On the topic of payroll, here is a brief analysis of the Dodgers’ total salaries. With a total payroll of $220 million, they are the highest paying team in the MLB by nearly $20 million to the Yankees (2nd overall) and $80 million to the Red Sox (5th overall). As previously analyzed in my first post, the Dodgers ranked among the worst in the league with a cost per win of $2.4 million and no World Series title to show for it. Their pitching staff alone will make $66 million over the course of this season. This totals more than 5 entire teams, including the Oakland A’s and Tampa Bay Rays. Each of these teams posted the same or more wins than the Dodgers during this past regular season.

The other takeaway surrounded the anomaly that is Yasiel Puig. Last season, he had a stretch where he was hitting above .500 for a period of time with acrobatic catches and a cannon arm in right field. He finished the season with a .319 BA, .534 Slugging, and 19 HRs. Needless to say, he could not keep up the astronomical pace that he began his career with but he will be an interesting player to watch over the course of this season as he starts to face the same caliber of pitching over and over.

With the 2014 season officially underway, the hype of this Major League season could not be higher. After a successful campaign in Australia, the MLB teams will look to chase the Red Sox as reigning World Series Champions.
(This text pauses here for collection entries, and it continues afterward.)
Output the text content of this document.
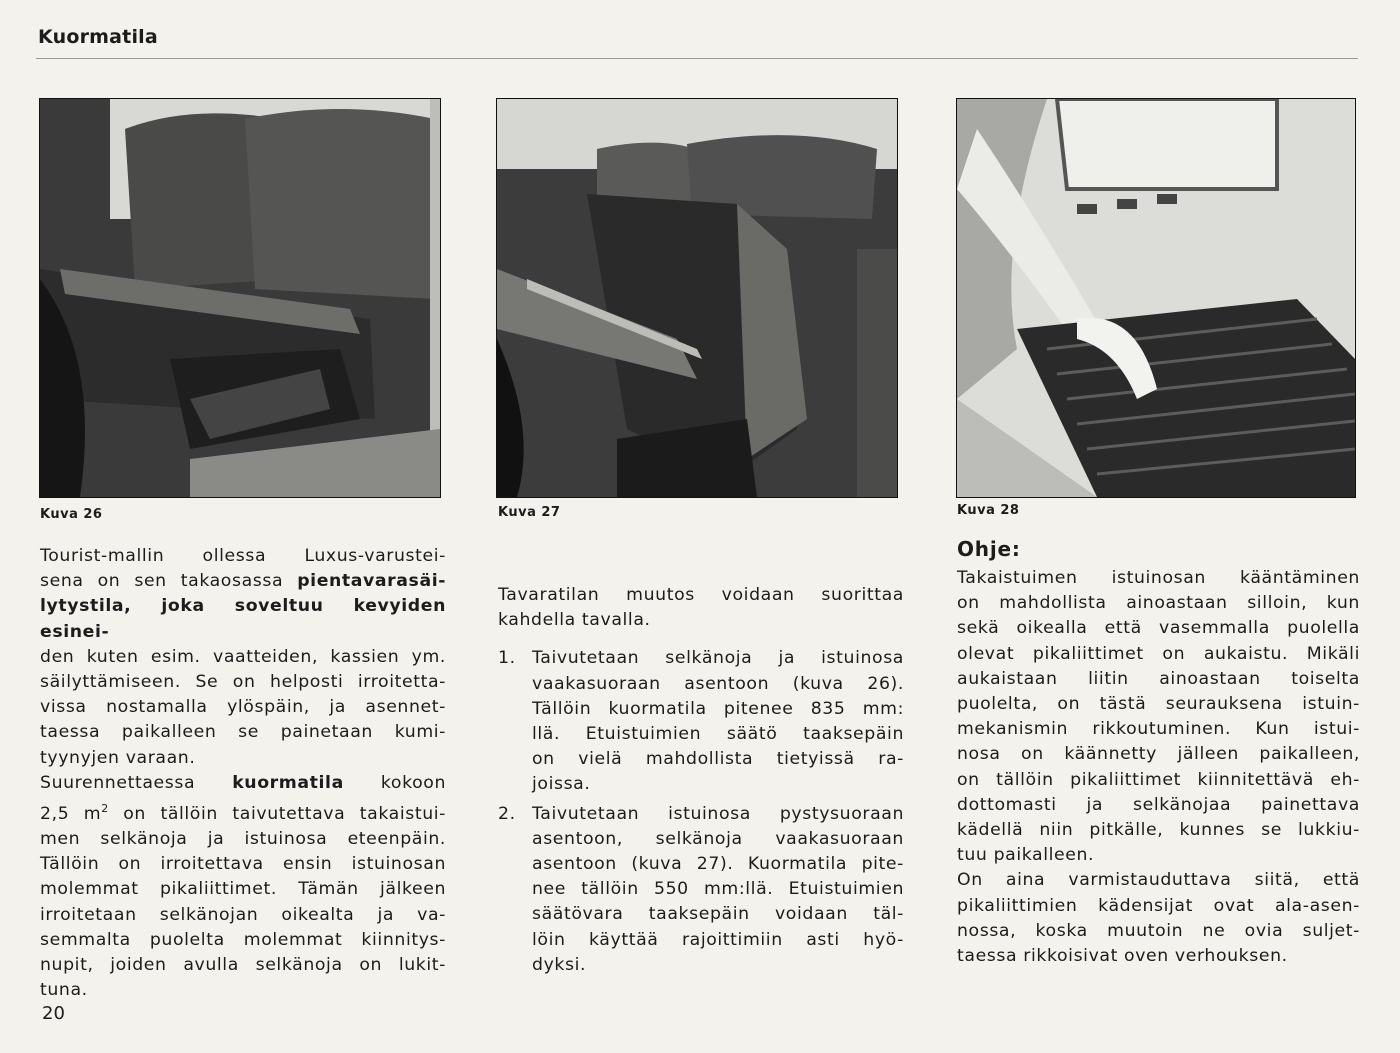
Kuormatila
Kuva 26	Kuva 27	Kuva 28
Tourist-mallin ollessa Luxus-varustei-
sena on sen takaosassa pientavarasäi-
lytystila, joka soveltuu kevyiden esinei-
den kuten esim. vaatteiden, kassien ym.
säilyttämiseen. Se on helposti irroitetta-
vissa nostamalla ylöspäin, ja asennet-
taessa paikalleen se painetaan kumi-
tyynyjen varaan.
Suurennettaessa kuormatila kokoon
2,5 $m^2$ on tällöin taivutettava takaistui-
men selkänoja ja istuinosa eteenpäin.
Tällöin on irroitettava ensin istuinosan
molemmat pikaliittimet. Tämän jälkeen
irroitetaan selkänojan oikealta ja va-
semmalta puolelta molemmat kiinnitys-
nupit, joiden avulla selkänoja on lukit-
tuna.
Tavaratilan muutos voidaan suorittaa
kahdella tavalla.
1. Taivutetaan selkänoja ja istuinosa
vaakasuoraan asentoon (kuva 26).
Tällöin kuormatila pitenee 835 mm:
llä. Etuistuimien säätö taaksepäin
on vielä mahdollista tietyissä ra-
joissa.
2. Taivutetaan istuinosa pystysuoraan
asentoon, selkänoja vaakasuoraan
asentoon (kuva 27). Kuormatila pite-
nee tällöin 550 mm:llä. Etuistuimien
säätövara taaksepäin voidaan täl-
löin käyttää rajoittimiin asti hyö-
dyksi.
Ohje:
Takaistuimen istuinosan kääntäminen
on mahdollista ainoastaan silloin, kun
sekä oikealla että vasemmalla puolella
olevat pikaliittimet on aukaistu. Mikäli
aukaistaan liitin ainoastaan toiselta
puolelta, on tästä seurauksena istuin-
mekanismin rikkoutuminen. Kun istui-
nosa on käännetty jälleen paikalleen,
on tällöin pikaliittimet kiinnitettävä eh-
dottomasti ja selkänojaa painettava
kädellä niin pitkälle, kunnes se lukkiu-
tuu paikalleen.
On aina varmistauduttava siitä, että
pikaliittimien kädensijat ovat ala-asen-
nossa, koska muutoin ne ovia suljet-
taessa rikkoisivat oven verhouksen.
20
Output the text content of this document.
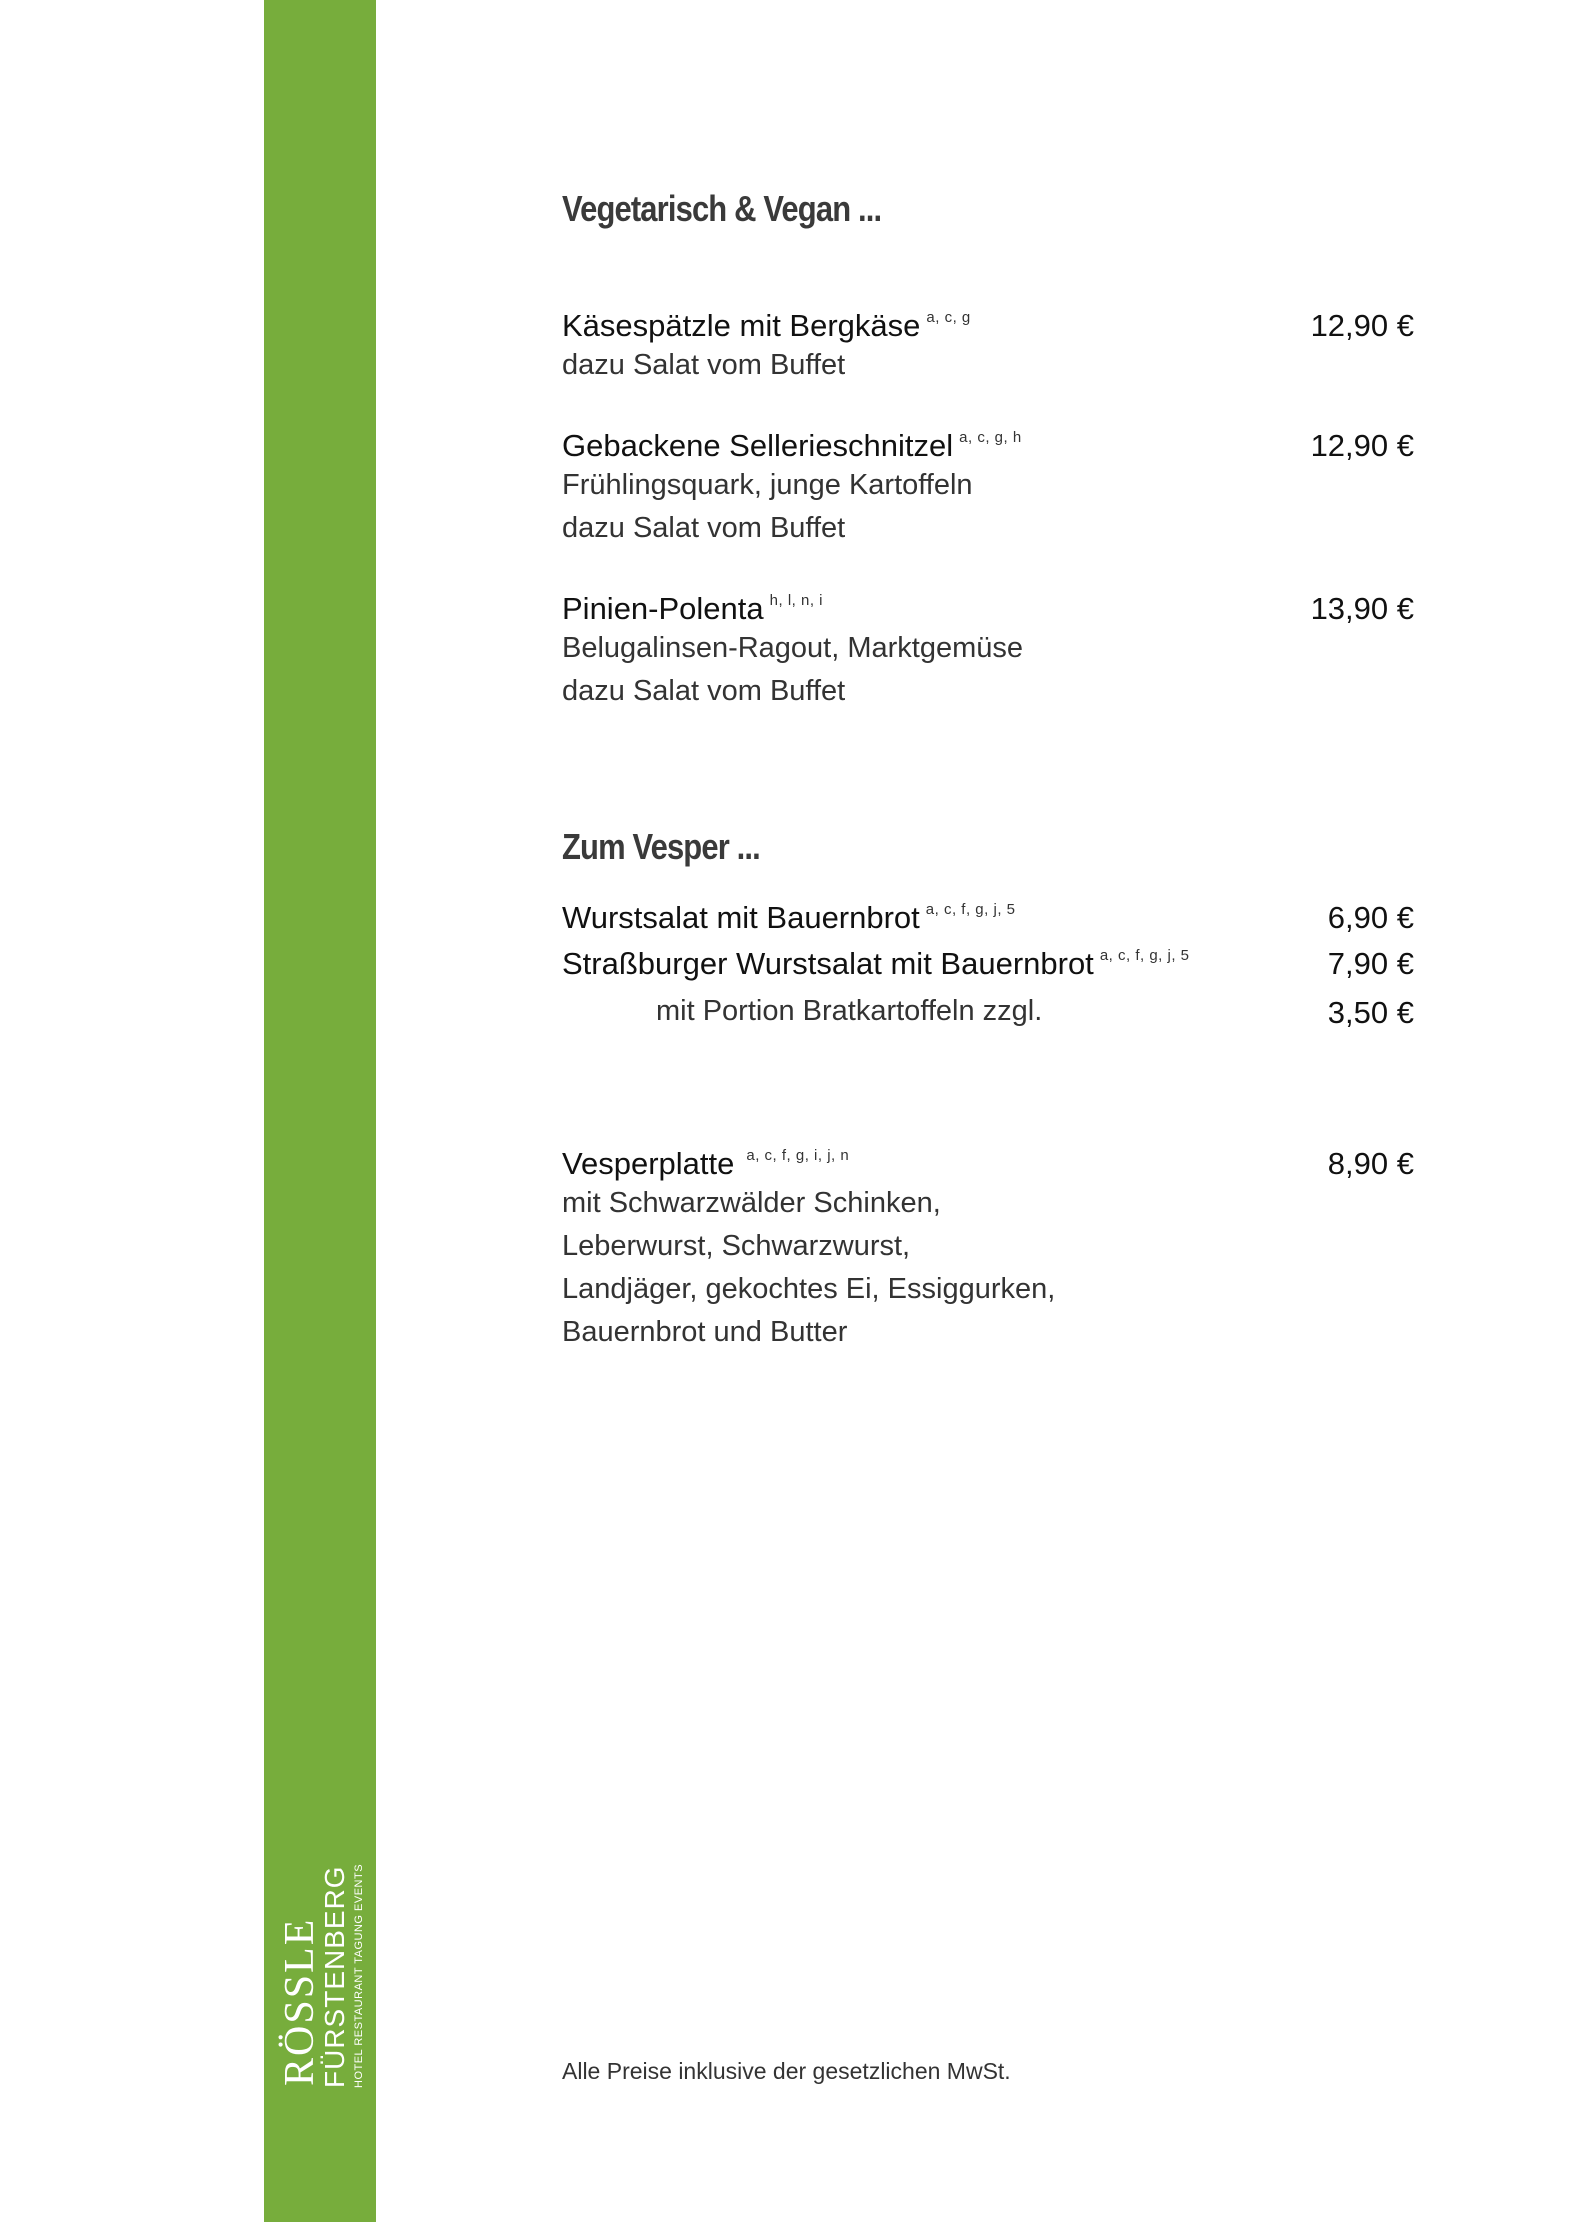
RÖSSLE
FÜRSTENBERG HOTEL RESTAURANT TAGUNG EVENTS
Vegetarisch & Vegan ...
Käsespätzle mit Bergkäse a, c, g	12,90 €
dazu Salat vom Buffet
Gebackene Sellerieschnitzel a, c, g, h	12,90 €
Frühlingsquark, junge Kartoffeln
dazu Salat vom Buffet
Pinien-Polenta h, l, n, i	13,90 €
Belugalinsen-Ragout, Marktgemüse
dazu Salat vom Buffet
Zum Vesper ...
Wurstsalat mit Bauernbrot a, c, f, g, j, 5	6,90 €
Straßburger Wurstsalat mit Bauernbrot a, c, f, g, j, 5	7,90 €
mit Portion Bratkartoffeln zzgl.	3,50 €
Vesperplatte a, c, f, g, i, j, n	8,90 €
mit Schwarzwälder Schinken,
Leberwurst, Schwarzwurst,
Landjäger, gekochtes Ei, Essiggurken,
Bauernbrot und Butter
Alle Preise inklusive der gesetzlichen MwSt.
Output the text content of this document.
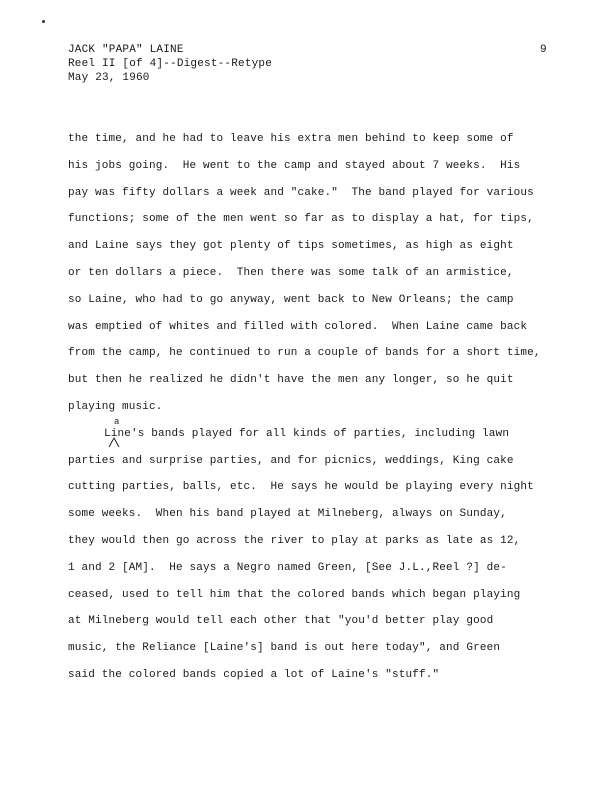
JACK "PAPA" LAINE
Reel II [of 4]--Digest--Retype
May 23, 1960
9
the time, and he had to leave his extra men behind to keep some of
his jobs going.  He went to the camp and stayed about 7 weeks.  His
pay was fifty dollars a week and "cake."  The band played for various
functions; some of the men went so far as to display a hat, for tips,
and Laine says they got plenty of tips sometimes, as high as eight
or ten dollars a piece.  Then there was some talk of an armistice,
so Laine, who had to go anyway, went back to New Orleans; the camp
was emptied of whites and filled with colored.  When Laine came back
from the camp, he continued to run a couple of bands for a short time,
but then he realized he didn't have the men any longer, so he quit
playing music.
Line's bands played for all kinds of parties, including lawn
parties and surprise parties, and for picnics, weddings, King cake
cutting parties, balls, etc.  He says he would be playing every night
some weeks.  When his band played at Milneberg, always on Sunday,
they would then go across the river to play at parks as late as 12,
1 and 2 [AM].  He says a Negro named Green, [See J.L.,Reel ?] de-
ceased, used to tell him that the colored bands which began playing
at Milneberg would tell each other that "you'd better play good
music, the Reliance [Laine's] band is out here today", and Green
said the colored bands copied a lot of Laine's "stuff."
a
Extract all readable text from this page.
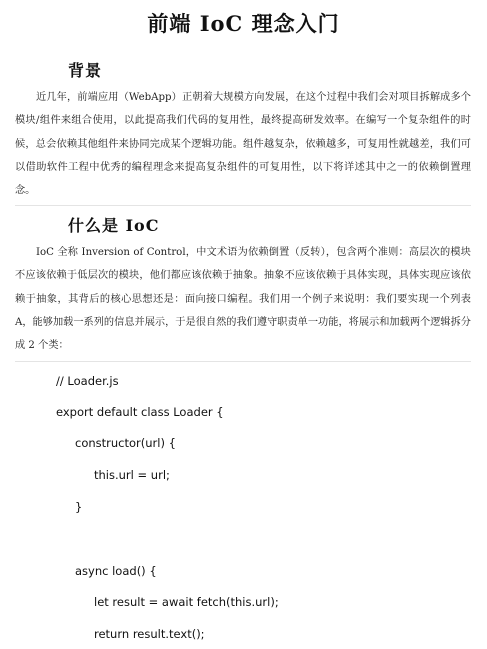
前端 IoC 理念入门
背景
近几年，前端应用（WebApp）正朝着大规模方向发展，在这个过程中我们会对项目拆解成多个模块/组件来组合使用，以此提高我们代码的复用性，最终提高研发效率。在编写一个复杂组件的时候，总会依赖其他组件来协同完成某个逻辑功能。组件越复杂，依赖越多，可复用性就越差，我们可以借助软件工程中优秀的编程理念来提高复杂组件的可复用性，以下将详述其中之一的依赖倒置理念。
什么是 IoC
IoC 全称 Inversion of Control，中文术语为依赖倒置（反转），包含两个准则：高层次的模块不应该依赖于低层次的模块，他们都应该依赖于抽象。抽象不应该依赖于具体实现，具体实现应该依赖于抽象，其背后的核心思想还是：面向接口编程。我们用一个例子来说明：我们要实现一个列表 A，能够加载一系列的信息并展示，于是很自然的我们遵守职责单一功能，将展示和加载两个逻辑拆分成 2 个类：
// Loader.js
export default class Loader {
constructor(url) {
this.url = url;
}
async load() {
let result = await fetch(this.url);
return result.text();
The Red Sox/Yankee Rivalry should occur at an even higher magnitude as Jacoby Ellsbury transitioned over to the Dark Side and the Yankees bulked up on free agents this offseason as Derek Jeter will conclude his career this season. Some of the young guns of the Sox will have to step into some major roles this season as Xander Bogaerts and Jackie Bradley Jr appear to have starting roles at SS and RF respectively. Regardless of the outcome, I am looking forward to another season of major league baseball.